I have GCP instance with official clearml image.
from clearml import StorageManager, Dataset
dataset = Dataset.create(
dataset_project="Project", dataset_name="Dataset_name"
)
files = [
'file.csv',
'file1.csv',
]
for file in files:
csv_file = StorageManager.get_local_copy(remote_url=file)
dataset.add_files(path=csv_file)
# Upload dataset to ClearML server (customizable)
dataset.upload()
# commit dataset changes
dataset.finalize()
I am running clearml server on gcp, but I didn't exposed ports instead I ssh to machine and do port forwarding to localhost. The problem is localhost on my machine is not same as localhost inside docker on worker. If I check dataset, files are stored in localhost, but actually it is not localhost. Didn't fond the solution yet how to properly setup hostname for dataserver. Any ideas?

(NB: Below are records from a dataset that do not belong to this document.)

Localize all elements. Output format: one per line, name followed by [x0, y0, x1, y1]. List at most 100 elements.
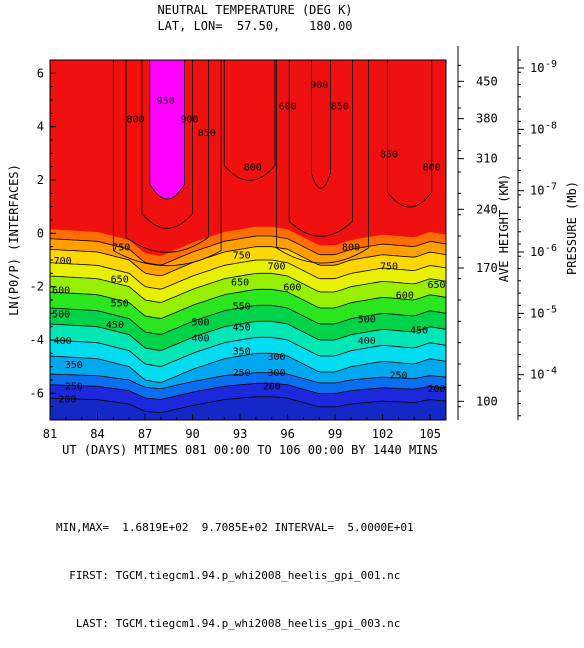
contour-label: 450 [233, 323, 251, 334]
height-tick-label: 240 [476, 202, 498, 216]
contour-line-800-c [223, 60, 276, 181]
contour-label: 500 [52, 309, 70, 320]
contour-label: 650 [111, 275, 129, 286]
contour-line-250 [50, 382, 446, 400]
contour-label: 800 [127, 115, 145, 126]
height-tick-label: 450 [476, 74, 498, 88]
contour-line-800 [112, 60, 222, 266]
pressure-tick-exponent: -7 [545, 182, 557, 193]
contour-label: 600 [279, 101, 297, 112]
contour-line-700 [50, 246, 446, 277]
band-350 [50, 337, 446, 383]
pressure-tick-exponent: -5 [545, 304, 557, 315]
y-axis-label: LN(P0/P) (INTERFACES) [7, 164, 21, 316]
contour-line-350 [50, 352, 446, 383]
contour-label: 500 [191, 317, 209, 328]
pressure-tick-exponent: -4 [545, 366, 557, 377]
contour-label: 650 [231, 277, 249, 288]
footer-minmax: MIN,MAX= 1.6819E+02 9.7085E+02 INTERVAL=… [56, 521, 414, 534]
band-600 [50, 260, 446, 303]
contour-label: 250 [389, 371, 407, 382]
contour-label: 950 [157, 96, 175, 107]
band-500 [50, 289, 446, 335]
x-tick-label: 102 [372, 427, 394, 441]
region-above-950 [149, 60, 186, 200]
contour-line-900-b [310, 60, 331, 189]
contour-chart: NEUTRAL TEMPERATURE (DEG K) LAT, LON= 57… [7, 3, 579, 457]
contour-label: 900 [310, 80, 328, 91]
x-axis-label: UT (DAYS) MTIMES 081 00:00 TO 106 00:00 … [62, 443, 438, 457]
y-tick-label: -6 [30, 386, 44, 400]
contour-label: 200 [58, 395, 76, 406]
contour-label: 700 [54, 256, 72, 267]
band-650 [50, 246, 446, 289]
x-tick-label: 81 [43, 427, 57, 441]
axes: 81 84 87 90 93 96 99 102 105 -6 -4 -2 0 2 4 6 100 170 240 3… [30, 46, 557, 441]
contour-label: 750 [233, 251, 251, 262]
contour-labels: 200 250 300 350 400 450 500 550 600 650 700 750 200 2… [52, 80, 445, 406]
band-550 [50, 273, 446, 319]
x-tick-label: 105 [419, 427, 441, 441]
height-tick-label: 170 [476, 261, 498, 275]
contour-label: 350 [233, 347, 251, 358]
x-tick-label: 84 [90, 427, 104, 441]
contour-line-500 [50, 304, 446, 335]
contour-label: 350 [65, 360, 83, 371]
x-tick-label: 87 [138, 427, 152, 441]
contour-line-650 [50, 259, 446, 290]
x-tick-label: 93 [233, 427, 247, 441]
height-tick-label: 380 [476, 112, 498, 126]
band-250 [50, 372, 446, 400]
pressure-tick-label: 10 [530, 184, 544, 198]
contour-line-300 [50, 372, 446, 390]
plot-frame [49, 59, 447, 421]
contour-label: 700 [267, 261, 285, 272]
contour-label: 300 [267, 352, 285, 363]
pressure-tick-label: 10 [530, 368, 544, 382]
contour-line-750 [50, 235, 446, 266]
pressure-tick-exponent: -8 [545, 120, 557, 131]
contour-label: 200 [263, 381, 281, 392]
contour-label: 600 [52, 285, 70, 296]
height-tick-label: 310 [476, 152, 498, 166]
contour-label: 550 [233, 301, 251, 312]
contour-label: 850 [380, 149, 398, 160]
y-tick-label: 4 [37, 120, 44, 134]
footer-first-file: FIRST: TGCM.tiegcm1.94.p_whi2008_heelis_… [56, 569, 401, 582]
band-450 [50, 305, 446, 351]
contour-label: 400 [54, 336, 72, 347]
contour-line-600 [50, 272, 446, 303]
contour-line-850-c [386, 60, 433, 208]
contour-label: 800 [342, 243, 360, 254]
band-400 [50, 321, 446, 367]
contour-label: 800 [244, 163, 262, 174]
chart-title: NEUTRAL TEMPERATURE (DEG K) [157, 3, 352, 17]
contour-line-850-b [288, 60, 353, 237]
contour-label: 600 [396, 291, 414, 302]
pressure-tick-label: 10 [530, 306, 544, 320]
contour-line-800-b [276, 60, 369, 264]
contour-label: 450 [410, 325, 428, 336]
pressure-tick-exponent: -9 [545, 59, 557, 70]
contour-label: 550 [111, 299, 129, 310]
x-tick-label: 99 [328, 427, 342, 441]
band-700 [50, 236, 446, 276]
band-below-200 [50, 396, 446, 420]
right-axis-pressure-label: PRESSURE (Mb) [565, 181, 579, 275]
contour-label: 250 [65, 381, 83, 392]
band-200 [50, 383, 446, 413]
contour-line-400 [50, 336, 446, 367]
height-tick-label: 100 [476, 394, 498, 408]
pressure-tick-label: 10 [530, 122, 544, 136]
contour-label: 650 [427, 280, 445, 291]
contour-label: 300 [267, 368, 285, 379]
contour-label: 500 [358, 315, 376, 326]
contour-label: 600 [283, 283, 301, 294]
contour-label: 850 [331, 101, 349, 112]
pressure-tick-exponent: -6 [545, 243, 557, 254]
right-axis-height-label: AVE HEIGHT (KM) [497, 174, 511, 282]
contour-label: 900 [180, 115, 198, 126]
contour-line-450 [50, 320, 446, 351]
contour-label: 750 [380, 261, 398, 272]
pressure-tick-label: 10 [530, 61, 544, 75]
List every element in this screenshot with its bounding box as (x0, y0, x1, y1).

Hi @<1702492411105644544:profile|YummyGrasshopper29> , clearml registers the uploaded artifacts (including datasets) with the URLs used to upload them, which is why the day is registered under localhost in your case. I think the solution in your case is to use url substitution
@<1702492411105644544:profile|YummyGrasshopper29> , I suggest you take a look here - None
In the webUI, when you go to the dataset, where do you see it is saved? You can click on 'full details' in any version of a dataset and see that in the artifacts section
I solve problem by adding container argument
--network host
@<1702492411105644544:profile|YummyGrasshopper29> , how did you save the dataset? Where was the data uploaded to?